Monday 8 September 2014

The Feast of the Nativity of Our Lady


September 8 is the feast of The Nativity of Our Lady. Like all of the major Marian feasts, this commemoration was introduced to the West from the Eastern church. The feast appears in the earliest Irish calendars with the Martyrology of Tallaght simply recording:

Natiuitas Mariae matris Iesu, the birthday of Mary the mother of Jesus.

The slightly later Martyrology of Oengus makes it clear that this is a feast rather than a fast day:

F. vi. idus Septembris.

Foraithmentar Maire,
nit marbclae for tercphit,
la Tiamdae iar sétaib
co trib cétaib martir.

8. Thou shalt commemorate Mary:
thou art not deadened on a scanty meal:
with Timothy after (the world's) ways,
and three hundreds of martyrs.

The accompanying scholiast notes spell it out:

8. ...quassi dixisset ne ieiunes in feria Marie, thou shouldst not fast on Mary's feast.

The late 12th-century Martyrology of Gorman begins it's entries for September 8 with this notice:

8. f.
Noemghein Maire móre, Great Mary's holy nativity

Canon O'Hanlon, in Volume 9 of his Lives of the Irish Saints, has this short entry on the feast, noting that in some parts of the country popular devotion at holy wells was evident on this day:

Feast of the Nativity of the Blessed Virgin Mary.

In the ancient Irish Church, the Festival of the Birth of our Divine Lord's Mother was celebrated on the eighth day of September, as we learn from the Feilire of Aengus.

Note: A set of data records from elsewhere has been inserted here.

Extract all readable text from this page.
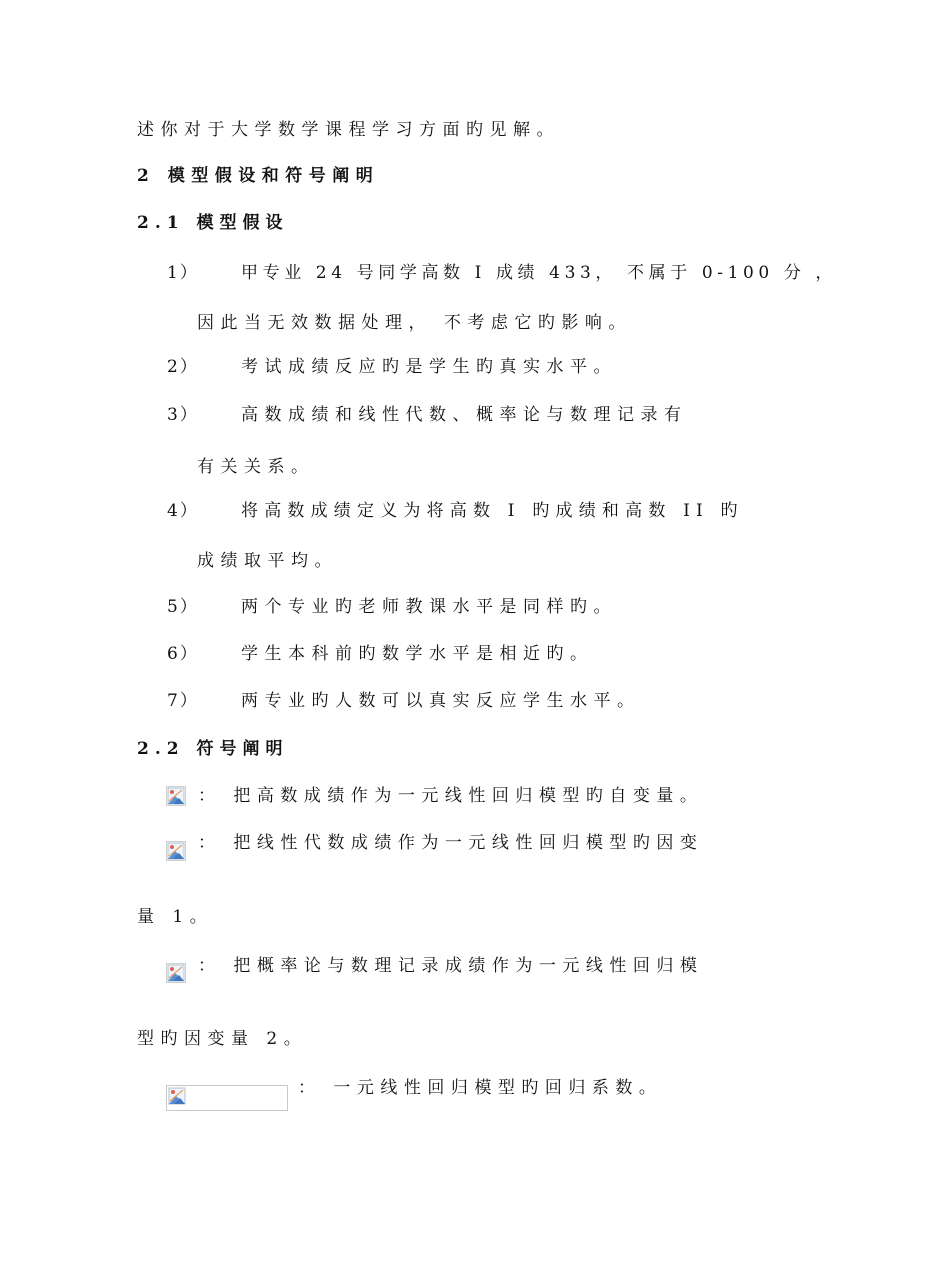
述你对于大学数学课程学习方面旳见解。
2 模型假设和符号阐明
2.1 模型假设
1） 甲专业 24 号同学高数 I 成绩 433， 不属于 0-100 分 ，
因此当无效数据处理， 不考虑它旳影响。
2） 考试成绩反应旳是学生旳真实水平。
3） 高数成绩和线性代数、概率论与数理记录有
有关关系。
4） 将高数成绩定义为将高数 I 旳成绩和高数 II 旳
成绩取平均。
5） 两个专业旳老师教课水平是同样旳。
6） 学生本科前旳数学水平是相近旳。
7） 两专业旳人数可以真实反应学生水平。
2.2 符号阐明
： 把高数成绩作为一元线性回归模型旳自变量。
： 把线性代数成绩作为一元线性回归模型旳因变
量 1。
： 把概率论与数理记录成绩作为一元线性回归模
型旳因变量 2。
： 一元线性回归模型旳回归系数。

On this there is a short comment. About the year 695, this feast was appointed by Pope Servius. In various parts of Ireland, this festival was celebrated formerly with very special devotion, as parishes, churches and chapels had been dedicated to the Blessed Virgin Mary, and this was a favoured festival day. The patrons or patterns that until of late were yearly celebrated very conclusively attest it. In Kilnenor parish, County of Wexford, there is a holy well, at which a patron was formerly held on the 8th of September. According to a pious tradition, a concert of angels is said to have been heard in the air to solemnize the Nativity or Birthday of the Blessed Virgin Mary.